31/10/02 :18h00, le long des grilles de l'usine de Cockerill-Sambre, près de 200 personnes se sont rassemblées autour des familles endeuillées pour rendre un hommage émouvant, mais rempli d'une colère légitime, aux deux jeunes travailleurs intérimaires qui sont morts ce 22 octobre à 8h52. Leonardo Vento, 21 ans et Kadour Ben Chehida, 35 ans, ont perdu la vie lors de l'explosion qui a ravagé la cokerie du groupe sidérurgiste Arcelor à Ougrée (Liège).
Les ouvriers devaient effectuer un entretien qui nécessite la purge de tuyaux de gaz extrêmement explosifs.
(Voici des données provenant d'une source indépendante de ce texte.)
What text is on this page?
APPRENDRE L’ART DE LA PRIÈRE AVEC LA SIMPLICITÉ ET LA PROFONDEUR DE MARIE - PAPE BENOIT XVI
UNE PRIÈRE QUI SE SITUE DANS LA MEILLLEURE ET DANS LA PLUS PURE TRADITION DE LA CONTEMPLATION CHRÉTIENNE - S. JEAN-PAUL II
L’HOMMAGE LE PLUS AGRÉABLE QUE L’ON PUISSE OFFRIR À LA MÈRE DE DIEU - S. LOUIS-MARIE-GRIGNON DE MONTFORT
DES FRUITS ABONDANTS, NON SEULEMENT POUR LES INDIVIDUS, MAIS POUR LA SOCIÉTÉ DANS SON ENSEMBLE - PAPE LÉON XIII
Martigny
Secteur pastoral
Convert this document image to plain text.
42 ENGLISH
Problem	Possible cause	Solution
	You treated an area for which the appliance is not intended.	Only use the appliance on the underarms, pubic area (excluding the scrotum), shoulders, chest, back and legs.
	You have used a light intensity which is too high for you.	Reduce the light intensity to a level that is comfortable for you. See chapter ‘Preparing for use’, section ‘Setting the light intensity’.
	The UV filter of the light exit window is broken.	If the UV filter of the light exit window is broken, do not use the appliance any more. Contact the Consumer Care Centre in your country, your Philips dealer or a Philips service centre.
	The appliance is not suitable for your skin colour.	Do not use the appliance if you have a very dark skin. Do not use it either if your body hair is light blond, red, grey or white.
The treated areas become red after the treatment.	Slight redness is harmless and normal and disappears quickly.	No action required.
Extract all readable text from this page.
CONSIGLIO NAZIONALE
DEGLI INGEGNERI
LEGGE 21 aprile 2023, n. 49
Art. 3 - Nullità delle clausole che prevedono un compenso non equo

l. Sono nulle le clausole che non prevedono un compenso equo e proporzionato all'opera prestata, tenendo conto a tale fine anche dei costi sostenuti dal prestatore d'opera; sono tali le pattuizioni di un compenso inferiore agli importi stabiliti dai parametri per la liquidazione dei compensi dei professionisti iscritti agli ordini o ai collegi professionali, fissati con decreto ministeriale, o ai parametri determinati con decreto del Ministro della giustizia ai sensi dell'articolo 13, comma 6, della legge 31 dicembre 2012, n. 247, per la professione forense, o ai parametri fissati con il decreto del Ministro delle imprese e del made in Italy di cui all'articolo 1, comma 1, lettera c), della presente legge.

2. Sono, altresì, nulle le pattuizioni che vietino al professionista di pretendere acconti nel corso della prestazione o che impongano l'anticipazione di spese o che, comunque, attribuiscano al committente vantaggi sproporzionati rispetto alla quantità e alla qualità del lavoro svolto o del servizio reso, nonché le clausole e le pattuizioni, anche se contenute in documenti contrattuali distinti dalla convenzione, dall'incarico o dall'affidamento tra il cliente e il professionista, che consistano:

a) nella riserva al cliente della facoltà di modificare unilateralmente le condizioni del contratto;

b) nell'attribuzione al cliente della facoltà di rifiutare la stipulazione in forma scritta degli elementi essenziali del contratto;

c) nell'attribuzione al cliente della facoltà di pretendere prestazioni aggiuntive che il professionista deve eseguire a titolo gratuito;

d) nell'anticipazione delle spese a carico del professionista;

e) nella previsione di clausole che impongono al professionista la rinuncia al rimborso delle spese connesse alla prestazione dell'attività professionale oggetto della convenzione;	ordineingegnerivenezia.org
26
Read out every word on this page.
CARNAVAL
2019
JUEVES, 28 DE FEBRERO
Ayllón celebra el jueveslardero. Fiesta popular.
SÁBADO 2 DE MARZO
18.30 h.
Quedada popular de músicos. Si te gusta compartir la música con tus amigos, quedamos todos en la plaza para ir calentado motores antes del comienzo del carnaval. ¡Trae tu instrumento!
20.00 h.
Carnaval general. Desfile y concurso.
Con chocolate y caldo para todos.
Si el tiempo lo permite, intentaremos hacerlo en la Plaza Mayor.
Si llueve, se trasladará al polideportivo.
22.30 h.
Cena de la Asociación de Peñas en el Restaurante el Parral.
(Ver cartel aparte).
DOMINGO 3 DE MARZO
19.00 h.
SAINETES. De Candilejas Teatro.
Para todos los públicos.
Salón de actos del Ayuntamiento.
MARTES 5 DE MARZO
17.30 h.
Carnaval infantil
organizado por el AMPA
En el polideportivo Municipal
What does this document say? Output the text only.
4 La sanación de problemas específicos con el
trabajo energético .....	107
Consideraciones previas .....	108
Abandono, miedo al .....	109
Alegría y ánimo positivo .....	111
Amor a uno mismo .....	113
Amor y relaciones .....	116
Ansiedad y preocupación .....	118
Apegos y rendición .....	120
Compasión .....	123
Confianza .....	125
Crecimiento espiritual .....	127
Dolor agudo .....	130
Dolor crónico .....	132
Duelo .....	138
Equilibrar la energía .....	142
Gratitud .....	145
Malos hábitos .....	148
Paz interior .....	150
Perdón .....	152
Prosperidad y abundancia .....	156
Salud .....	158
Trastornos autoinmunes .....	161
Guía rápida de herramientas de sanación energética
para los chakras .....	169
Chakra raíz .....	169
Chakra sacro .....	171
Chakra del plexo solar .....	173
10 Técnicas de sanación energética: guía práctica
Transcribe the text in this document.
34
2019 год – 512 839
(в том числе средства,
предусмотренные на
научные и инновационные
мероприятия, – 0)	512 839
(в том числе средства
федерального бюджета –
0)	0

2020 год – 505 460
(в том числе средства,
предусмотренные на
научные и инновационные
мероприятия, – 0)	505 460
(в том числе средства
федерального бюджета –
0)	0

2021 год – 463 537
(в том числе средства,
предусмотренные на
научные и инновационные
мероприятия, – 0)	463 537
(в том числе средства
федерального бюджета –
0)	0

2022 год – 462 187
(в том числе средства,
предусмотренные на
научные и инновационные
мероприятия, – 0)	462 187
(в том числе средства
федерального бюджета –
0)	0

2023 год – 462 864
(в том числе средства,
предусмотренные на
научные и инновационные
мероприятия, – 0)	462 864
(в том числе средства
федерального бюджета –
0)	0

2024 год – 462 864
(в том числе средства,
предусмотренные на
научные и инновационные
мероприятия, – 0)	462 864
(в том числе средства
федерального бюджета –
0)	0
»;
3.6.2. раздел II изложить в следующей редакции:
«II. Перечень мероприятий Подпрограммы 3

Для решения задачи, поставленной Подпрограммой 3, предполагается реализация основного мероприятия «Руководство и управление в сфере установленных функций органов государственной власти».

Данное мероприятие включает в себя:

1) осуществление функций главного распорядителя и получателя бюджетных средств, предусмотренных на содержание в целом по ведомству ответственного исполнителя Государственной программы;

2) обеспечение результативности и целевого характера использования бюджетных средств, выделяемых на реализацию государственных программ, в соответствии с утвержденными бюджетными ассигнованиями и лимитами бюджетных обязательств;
Cette manœuvre d'entretien nécessite normalement 10 jours de travails. Les patrons d'Arcelor, pour économiser leur temps et leur argent si précieux, ont réduit les travaux à deux journées. Il est clair que les investissements pour la sécurité des travailleurs sont considérés comme superflus par le patronat.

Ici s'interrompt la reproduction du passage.